Le Comité Scientifique de l’exposition Bientôt je vous tisse tous est composé de :
• Hemerson Andrianetrazafy, artiste plasticien, historien de l’art, membre de l’Académie Malgache section Arts et Lettres ;
• Sarah Fee, PhD, conservatrice principale, Cultures du monde, textiles et costume au Musée Royal de l’Ontario, enseignant chercheur spécialisée dans l’histoire et la tradition textile de Madagascar ;
• Bako Nirina Rasoarifetra, maître de conférences, enseignant chercheur spécialisée en archéologie, muséologie et patrimoine, Institut de civilisations, Musée d’Art et d’Archéologie, Université d’Antananarivo, membre titulaire de l’Académie Malgache ;
• Misa Ratrimoharinivo, tisserand, fils et ayant droit de Madame Zo.
BÉRÉNICE SALIOU
Bérénice Saliou est commissaire d’exposition, membre de l’AICA. Depuis 2022, elle dirige l’association Documents d’Artistes La Réunion afin de contribuer à la promotion des artistes ultramarins et plus largement, de l’océan Indien. De 2015 à 2022, elle est Directrice Artistique de l’Institut des Cultures d’Islam (ICI) établissement culturel de la ville de Paris. Par l’organisation d’expositions, la production d’œuvres d’art et projets, y compris dans l’espace public, et la programmation d’événements pluridisciplinaires, elle œuvre pour la visibilité de scènes artistiques extra-occidentales souvent peu représentées en Europe. En 2010, elle co-fonde avec l’artiste Younès Rahmoun, la résidence d’artistes Trankat en médina de Tétouan (Maroc), dont elle assure la direction jusqu’en 2015. Elle détient une maîtrise d’Arts Plastiques à l’Université de Provence, un Master Métiers de la Cultures à l’Université Lille 3 et un Master en Curating au Goldsmiths College à Londres. Au cours de sa carrière, elle a notamment soutenu la création d’œuvres de Bertille Bak, Sabrina Belouaar, Tarek Benaoum, Yane Cavlovski, Jordi Colomer, gethan&myles, Chourouk Hriech, Mehdi-Georges Lahlou, Katia Kameli, Smaïl Kanouté, Hervé Yamguen et Hervé Youmbi, Salifou Lindou, Maryanto, Randa Maroufi, Ruangrupa, Josefa Ntjam, Sara Ouhaddou, MoussaSarr, Laetitia Tura, Hossein Valamanesh.

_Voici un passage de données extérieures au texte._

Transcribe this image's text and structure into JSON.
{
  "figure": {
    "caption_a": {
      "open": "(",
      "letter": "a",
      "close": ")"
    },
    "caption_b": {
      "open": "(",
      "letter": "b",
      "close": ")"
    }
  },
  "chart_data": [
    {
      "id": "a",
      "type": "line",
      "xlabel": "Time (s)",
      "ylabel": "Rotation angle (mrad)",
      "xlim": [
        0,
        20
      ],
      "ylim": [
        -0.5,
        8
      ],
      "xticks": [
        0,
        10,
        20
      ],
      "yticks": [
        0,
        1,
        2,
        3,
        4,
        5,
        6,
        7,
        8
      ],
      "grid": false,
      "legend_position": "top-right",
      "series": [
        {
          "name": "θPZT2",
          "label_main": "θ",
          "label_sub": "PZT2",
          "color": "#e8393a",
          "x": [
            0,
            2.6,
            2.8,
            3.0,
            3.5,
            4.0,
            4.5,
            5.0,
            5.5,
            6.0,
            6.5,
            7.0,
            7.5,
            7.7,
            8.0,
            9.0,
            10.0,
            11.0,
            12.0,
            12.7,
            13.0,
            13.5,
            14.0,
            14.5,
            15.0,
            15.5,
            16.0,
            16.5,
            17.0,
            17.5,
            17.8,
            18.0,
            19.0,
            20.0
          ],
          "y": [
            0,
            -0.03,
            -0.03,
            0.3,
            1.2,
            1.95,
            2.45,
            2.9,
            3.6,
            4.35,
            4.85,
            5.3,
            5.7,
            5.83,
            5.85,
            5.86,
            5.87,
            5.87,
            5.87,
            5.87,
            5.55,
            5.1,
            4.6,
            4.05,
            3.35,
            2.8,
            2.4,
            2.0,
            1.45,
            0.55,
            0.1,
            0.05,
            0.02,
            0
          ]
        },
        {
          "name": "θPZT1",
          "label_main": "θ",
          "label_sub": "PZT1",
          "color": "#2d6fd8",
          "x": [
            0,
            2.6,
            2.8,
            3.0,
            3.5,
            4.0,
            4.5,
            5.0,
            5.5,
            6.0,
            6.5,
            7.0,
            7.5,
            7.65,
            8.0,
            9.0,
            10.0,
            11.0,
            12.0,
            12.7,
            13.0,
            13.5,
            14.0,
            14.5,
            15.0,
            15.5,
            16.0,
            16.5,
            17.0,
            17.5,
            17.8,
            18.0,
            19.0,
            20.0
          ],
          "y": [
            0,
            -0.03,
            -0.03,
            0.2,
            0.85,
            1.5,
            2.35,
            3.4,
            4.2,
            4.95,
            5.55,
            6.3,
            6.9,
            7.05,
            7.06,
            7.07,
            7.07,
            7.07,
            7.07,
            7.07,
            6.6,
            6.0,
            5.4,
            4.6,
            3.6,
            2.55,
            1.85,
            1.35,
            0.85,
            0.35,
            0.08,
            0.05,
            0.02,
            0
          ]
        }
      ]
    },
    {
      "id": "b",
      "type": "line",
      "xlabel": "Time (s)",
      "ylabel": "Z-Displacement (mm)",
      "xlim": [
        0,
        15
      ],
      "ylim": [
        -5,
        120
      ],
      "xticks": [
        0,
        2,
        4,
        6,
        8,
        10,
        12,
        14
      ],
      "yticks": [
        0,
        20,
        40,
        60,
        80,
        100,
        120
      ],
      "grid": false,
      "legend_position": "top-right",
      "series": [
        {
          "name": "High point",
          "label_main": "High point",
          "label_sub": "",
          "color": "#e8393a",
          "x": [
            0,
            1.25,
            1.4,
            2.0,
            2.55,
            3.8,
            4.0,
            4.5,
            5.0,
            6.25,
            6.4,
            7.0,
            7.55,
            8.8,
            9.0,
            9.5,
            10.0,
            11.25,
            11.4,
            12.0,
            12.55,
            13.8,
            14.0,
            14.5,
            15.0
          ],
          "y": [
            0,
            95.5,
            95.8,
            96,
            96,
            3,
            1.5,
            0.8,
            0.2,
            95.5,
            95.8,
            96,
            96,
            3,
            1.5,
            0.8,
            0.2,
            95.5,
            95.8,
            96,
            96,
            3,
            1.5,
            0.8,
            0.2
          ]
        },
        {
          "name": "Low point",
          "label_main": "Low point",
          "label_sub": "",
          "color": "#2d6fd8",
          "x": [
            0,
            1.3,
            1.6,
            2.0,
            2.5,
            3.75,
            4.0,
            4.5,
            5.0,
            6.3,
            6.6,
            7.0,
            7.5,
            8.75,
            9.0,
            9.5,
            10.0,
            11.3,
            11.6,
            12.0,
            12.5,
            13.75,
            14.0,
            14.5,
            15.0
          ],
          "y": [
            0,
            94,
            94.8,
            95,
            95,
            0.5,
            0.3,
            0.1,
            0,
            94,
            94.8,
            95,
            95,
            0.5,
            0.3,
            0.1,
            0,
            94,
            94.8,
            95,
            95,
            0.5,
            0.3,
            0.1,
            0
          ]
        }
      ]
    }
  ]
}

PROF. DR. BONAVENTURE SOH BEJENG NDIKUNG
Bonaventure Soh Bejeng Ndikung (né en 1977 à Yaoundé, au Cameroun) est commissaire, auteur et biotechnologue. Fondateur de SAVVY Contemporary à Berlin, il est le directeur artistique de Sonsbeek20–24, une exposition quadriennale d’art contemporain à Arnhem, aux Pays-Bas. Il est directeur artistique des 13èmes Rencontres de Bamako 2022, une biennale de la photographie africaine au Mali. Depuis janvier 2023, il endosse le rôle de directeur de la Haus der Kulturen der Welt (HKW) à Berlin. Ndikung a été le commissaire général de la Documenta 14 d’Adam Szymczyk à Athènes, en Grèce, et à Kassel, en Allemagne, en 2017 ; commissaire invité de la Biennale de Dakar, au Sénégal, en 2018 ; ainsi que directeur artistique des 12èmes Rencontres de Bamako en 2019. En collaboration avec le Miracle Workers Collective, il a organisé le pavillon de la Finlande à la Biennale de Venise en 2019. Récipiendaire de la première bourse internationale de résidence pour commissaires de l’OCAD University à Toronto en 2020, il est actuellement professeur au sein du programme de Master en stratégies spatiales à l’École supérieure des Beaux-Arts de Berlin-Weissensee.